美智瑠が初恋の男性と結ばれたことが何故源蔵の敗北となるのか、その辺の理屈がよく分からないのだが、晶は兎に角ひとりで勝手に納得していた。
「ねぇセンセ。この後、どこか飲みに行きましょうよ。センセの四度目の失恋祝いに」
「微妙にムカつくいい方しますねぇ」
しかし源蔵の面には怒りの念は微塵も浮かんでいない。寧ろ、晴れやかな笑みが張り付いていた。

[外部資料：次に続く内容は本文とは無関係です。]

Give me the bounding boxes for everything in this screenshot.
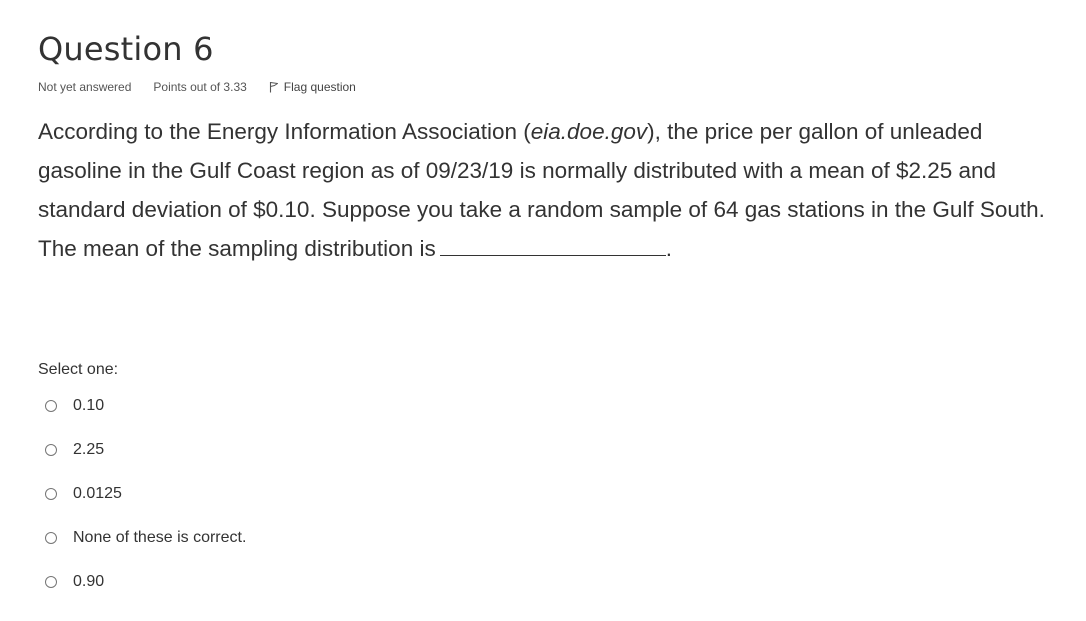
question-text-source: eia.doe.gov xyxy=(530,119,648,144)
question-grade: Points out of 3.33 xyxy=(153,80,247,94)
radio-unchecked-icon[interactable] xyxy=(45,488,57,500)
radio-unchecked-icon[interactable] xyxy=(45,400,57,412)
answer-option-label[interactable]: 2.25 xyxy=(73,441,104,459)
select-one-prompt: Select one: xyxy=(38,361,119,378)
radio-unchecked-icon[interactable] xyxy=(45,532,57,544)
answer-option[interactable]: 0.0125 xyxy=(45,482,246,506)
answer-option[interactable]: 2.25 xyxy=(45,438,246,462)
radio-unchecked-icon[interactable] xyxy=(45,576,57,588)
answer-blank xyxy=(439,254,666,256)
question-text-end: . xyxy=(665,236,672,261)
question-container: Question 6 Not yet answered Points out o… xyxy=(38,0,1068,621)
answer-options: 0.10 2.25 0.0125 None of these is correc… xyxy=(45,394,246,614)
flag-question-label: Flag question xyxy=(283,80,356,94)
flag-icon xyxy=(269,82,278,93)
answer-option-label[interactable]: 0.90 xyxy=(73,573,104,591)
question-state: Not yet answered xyxy=(38,80,132,94)
question-text-part1: According to the Energy Information Asso… xyxy=(38,119,531,144)
answer-option[interactable]: None of these is correct. xyxy=(45,526,246,550)
answer-option-label[interactable]: 0.10 xyxy=(73,397,104,415)
question-title: Question 6 xyxy=(38,30,214,68)
answer-option[interactable]: 0.90 xyxy=(45,570,246,594)
radio-unchecked-icon[interactable] xyxy=(45,444,57,456)
question-text: According to the Energy Information Asso… xyxy=(38,112,1068,268)
answer-option-label[interactable]: None of these is correct. xyxy=(73,529,246,547)
question-info: Not yet answered Points out of 3.33 Flag… xyxy=(38,78,356,96)
flag-question-link[interactable]: Flag question xyxy=(269,80,356,94)
answer-option[interactable]: 0.10 xyxy=(45,394,246,418)
answer-option-label[interactable]: 0.0125 xyxy=(73,485,122,503)
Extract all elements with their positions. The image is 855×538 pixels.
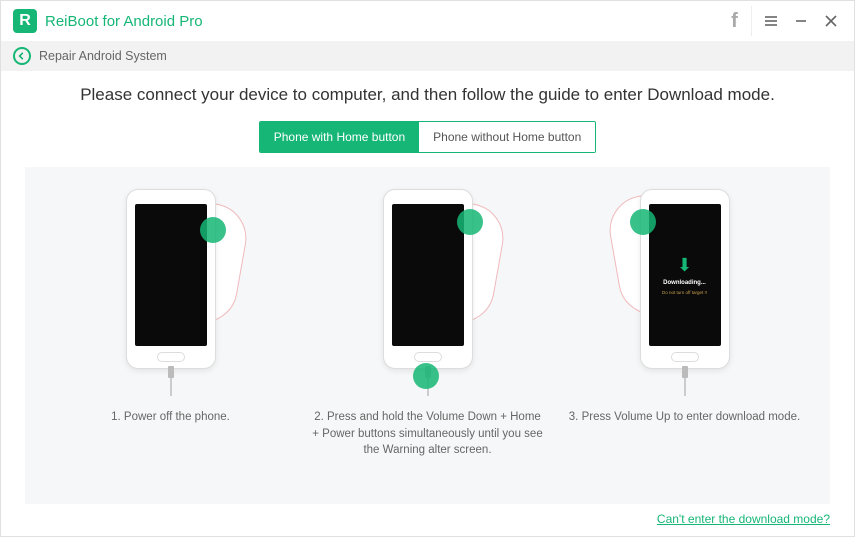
press-indicator-icon [630,209,656,235]
press-indicator-icon [457,209,483,235]
app-logo: R [13,9,37,33]
step-1-caption: 1. Power off the phone. [107,409,234,426]
step-1: 1. Power off the phone. [51,189,291,488]
main-panel: Please connect your device to computer, … [1,71,854,538]
step-3: ⬇ Downloading... Do not turn off target … [565,189,805,488]
steps-container: 1. Power off the phone. 2. Press and hol… [25,167,830,504]
download-arrow-icon: ⬇ [677,255,692,276]
step-2-illustration [383,189,473,399]
usb-cable-icon [682,366,688,378]
minimize-icon[interactable] [786,6,816,36]
step-2-caption: 2. Press and hold the Volume Down + Home… [308,409,548,459]
tab-without-home-button[interactable]: Phone without Home button [419,122,595,152]
menu-icon[interactable] [756,6,786,36]
home-button-icon [414,352,442,362]
press-indicator-icon [200,217,226,243]
step-2: 2. Press and hold the Volume Down + Home… [308,189,548,488]
press-indicator-icon [413,363,439,389]
phone-icon [126,189,216,369]
app-title: ReiBoot for Android Pro [45,13,203,30]
phone-screen [392,204,464,346]
download-warning-label: Do not turn off target !! [662,290,707,295]
breadcrumb: Repair Android System [1,41,854,71]
cant-enter-download-mode-link[interactable]: Can't enter the download mode? [657,512,830,526]
close-icon[interactable] [816,6,846,36]
title-bar: R ReiBoot for Android Pro f [1,1,854,41]
usb-cable-icon [168,366,174,378]
step-1-illustration [126,189,216,399]
facebook-icon[interactable]: f [722,6,752,36]
back-button[interactable] [13,47,31,65]
step-3-illustration: ⬇ Downloading... Do not turn off target … [640,189,730,399]
step-3-caption: 3. Press Volume Up to enter download mod… [565,409,804,426]
breadcrumb-text: Repair Android System [39,49,167,63]
phone-screen-download: ⬇ Downloading... Do not turn off target … [649,204,721,346]
downloading-label: Downloading... [663,280,706,286]
home-button-icon [157,352,185,362]
home-button-icon [671,352,699,362]
tab-with-home-button[interactable]: Phone with Home button [260,122,419,152]
tab-switcher: Phone with Home button Phone without Hom… [259,121,597,153]
window-controls: f [722,6,846,36]
page-heading: Please connect your device to computer, … [80,85,775,105]
phone-screen [135,204,207,346]
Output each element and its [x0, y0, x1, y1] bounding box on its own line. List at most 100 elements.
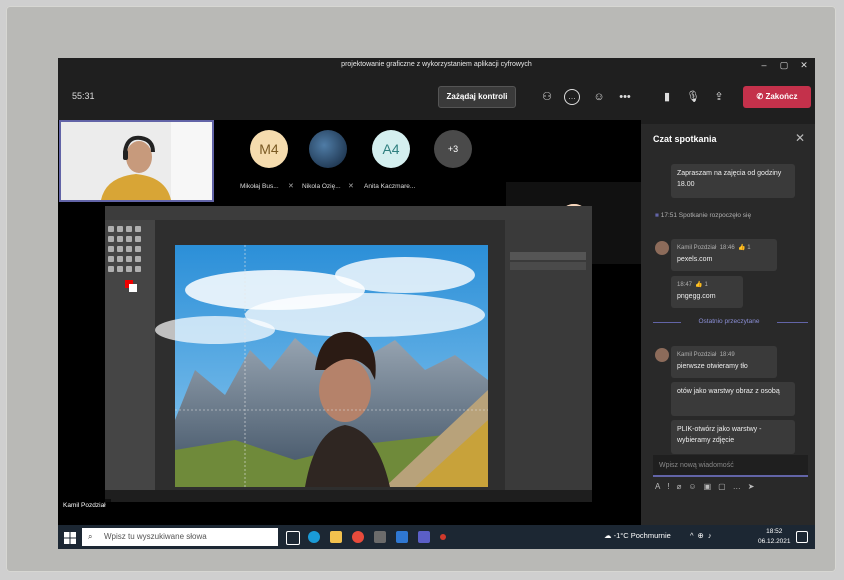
- task-view-icon[interactable]: [286, 531, 300, 545]
- participant-name: Nikola Ozię...: [302, 183, 341, 190]
- gimp-statusbar: [105, 490, 592, 502]
- more-options-icon[interactable]: …: [733, 482, 748, 491]
- gif-icon[interactable]: ▣: [704, 482, 719, 491]
- close-icon[interactable]: ✕: [795, 58, 813, 72]
- maximize-icon[interactable]: ▢: [775, 58, 793, 72]
- edge-icon[interactable]: [308, 531, 320, 543]
- layer-item[interactable]: [510, 262, 586, 270]
- tool-icon[interactable]: [108, 226, 114, 232]
- send-icon[interactable]: ➤: [748, 482, 762, 491]
- gimp-layers-panel: [505, 220, 592, 490]
- tool-icon[interactable]: [135, 256, 141, 262]
- tool-icon[interactable]: [135, 226, 141, 232]
- tool-icon[interactable]: [117, 236, 123, 242]
- reactions-icon[interactable]: ☺: [590, 89, 608, 105]
- recording-icon[interactable]: [440, 534, 446, 540]
- minimize-icon[interactable]: –: [755, 58, 773, 72]
- canvas-image[interactable]: [155, 220, 505, 490]
- format-icon[interactable]: A: [655, 482, 667, 491]
- tool-icon[interactable]: [108, 246, 114, 252]
- more-icon[interactable]: •••: [616, 89, 634, 105]
- attach-icon[interactable]: ⌀: [677, 482, 689, 491]
- shared-screen: [105, 206, 592, 502]
- teams-icon[interactable]: [418, 531, 430, 543]
- participant-avatar[interactable]: A4: [372, 130, 410, 168]
- end-call-button[interactable]: ✆ Zakończ: [743, 86, 811, 108]
- tool-icon[interactable]: [108, 256, 114, 262]
- search-icon: ⌕: [88, 532, 93, 541]
- tool-icon[interactable]: [126, 266, 132, 272]
- participants-row: M4 Mikołaj Bus... ✕ Nikola Ozię... ✕ A4 …: [58, 120, 641, 264]
- important-icon[interactable]: !: [667, 482, 676, 491]
- participant-name: Anita Kaczmare...: [364, 183, 416, 190]
- windows-taskbar: ⌕ Wpisz tu wyszukiwane słowa ☁ -1°C Poch…: [58, 525, 815, 549]
- chat-message: 18:47 👍 1 pngegg.com: [671, 276, 743, 308]
- chat-compose-toolbar: A!⌀☺▣▢…➤: [655, 482, 812, 498]
- participant-avatar[interactable]: M4: [250, 130, 288, 168]
- gimp-icon[interactable]: [374, 531, 386, 543]
- request-control-button[interactable]: Zażądaj kontroli: [438, 86, 516, 108]
- more-participants-badge[interactable]: +3: [434, 130, 472, 168]
- tool-icon[interactable]: [126, 256, 132, 262]
- presenter-name-label: Kamil Pozdział: [58, 499, 111, 513]
- participant-avatar-image[interactable]: [309, 130, 347, 168]
- last-read-divider: Ostatnio przeczytane: [681, 316, 777, 328]
- avatar: [655, 348, 669, 362]
- app-icon[interactable]: [396, 531, 408, 543]
- chat-message: Zapraszam na zajęcia od godziny 18.00: [671, 164, 795, 198]
- tool-icon[interactable]: [117, 256, 123, 262]
- teams-window: projektowanie graficzne z wykorzystaniem…: [58, 58, 815, 549]
- chat-message: otów jako warstwy obraz z osobą: [671, 382, 795, 416]
- chat-message: PLIK-otwórz jako warstwy - wybieramy zdj…: [671, 420, 795, 454]
- tool-icon[interactable]: [135, 246, 141, 252]
- chevron-up-icon[interactable]: ^: [690, 531, 698, 540]
- gimp-toolbox: [105, 220, 155, 490]
- file-explorer-icon[interactable]: [330, 531, 342, 543]
- people-icon[interactable]: ⚇: [538, 89, 556, 105]
- participant-name: Mikołaj Bus...: [240, 183, 279, 190]
- end-call-label: Zakończ: [765, 92, 798, 101]
- network-icon[interactable]: ⊕: [698, 531, 708, 540]
- layer-item[interactable]: [510, 252, 586, 260]
- share-icon[interactable]: ⇪: [710, 89, 728, 105]
- mic-muted-icon: ✕: [288, 183, 294, 190]
- volume-icon[interactable]: ♪: [708, 531, 716, 540]
- chrome-icon[interactable]: [352, 531, 364, 543]
- close-chat-icon[interactable]: ✕: [795, 131, 805, 145]
- gimp-menubar: [105, 206, 592, 220]
- reaction-badge[interactable]: 👍 1: [738, 245, 750, 251]
- presenter-video[interactable]: [59, 120, 214, 202]
- tool-icon[interactable]: [135, 266, 141, 272]
- tool-icon[interactable]: [135, 236, 141, 242]
- mic-off-icon[interactable]: 🎙: [684, 89, 702, 105]
- chat-icon[interactable]: …: [564, 89, 580, 105]
- camera-off-icon[interactable]: ▮: [658, 89, 676, 105]
- background-color-swatch[interactable]: [129, 284, 137, 292]
- avatar: [655, 241, 669, 255]
- meeting-toolbar: 55:31 Zażądaj kontroli ⚇ … ☺ ••• ▮ 🎙 ⇪ ✆…: [58, 72, 815, 125]
- sticker-icon[interactable]: ▢: [718, 482, 733, 491]
- window-title: projektowanie graficzne z wykorzystaniem…: [58, 58, 815, 72]
- gimp-canvas-area: [155, 220, 505, 490]
- tool-icon[interactable]: [126, 226, 132, 232]
- chat-message-input[interactable]: Wpisz nową wiadomość: [653, 455, 808, 477]
- reaction-badge[interactable]: 👍 1: [695, 282, 707, 288]
- chat-message: Kamil Pozdział 18:49 pierwsze otwieramy …: [671, 346, 777, 378]
- chat-message: Kamil Pozdział 18:46 👍 1 pexels.com: [671, 239, 777, 271]
- chat-title: Czat spotkania: [653, 134, 717, 144]
- screen-bezel: projektowanie graficzne z wykorzystaniem…: [6, 6, 836, 572]
- tool-icon[interactable]: [108, 266, 114, 272]
- tool-icon[interactable]: [117, 226, 123, 232]
- tool-icon[interactable]: [126, 246, 132, 252]
- taskbar-clock[interactable]: 18:52 06.12.2021: [758, 527, 791, 547]
- tool-icon[interactable]: [108, 236, 114, 242]
- windows-start-icon[interactable]: [64, 531, 76, 544]
- system-tray: ^⊕♪: [690, 531, 716, 540]
- tool-icon[interactable]: [126, 236, 132, 242]
- emoji-icon[interactable]: ☺: [688, 482, 703, 491]
- tool-icon[interactable]: [117, 246, 123, 252]
- notification-icon[interactable]: [796, 531, 808, 543]
- taskbar-search-input[interactable]: ⌕ Wpisz tu wyszukiwane słowa: [82, 528, 278, 546]
- weather-widget[interactable]: ☁ -1°C Pochmurnie: [604, 531, 671, 540]
- tool-icon[interactable]: [117, 266, 123, 272]
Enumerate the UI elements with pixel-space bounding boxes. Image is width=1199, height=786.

過去三度の失恋は、いずれも源蔵自身の醜悪な容貌が理由とされた。
翻って今回はどうか。源蔵の容貌が嫌われた訳ではなく、更に好きな男性が現れたという点が大きく違う。不細工が理由ではない別れというのは、初めての経験だった。
だからこそ、逆に嬉しかったし、清々しく思えた。
「センセ……振られたのに、何か嬉しそう……」
「いやだから、振られたってのはいい方おかしいですって」
尚も源蔵の面からは笑顔が消えない。
これなら、大丈夫だ。
美智瑠とはこの先も、友人として接することが出来る。
今はただ、その一事だけで満足だった。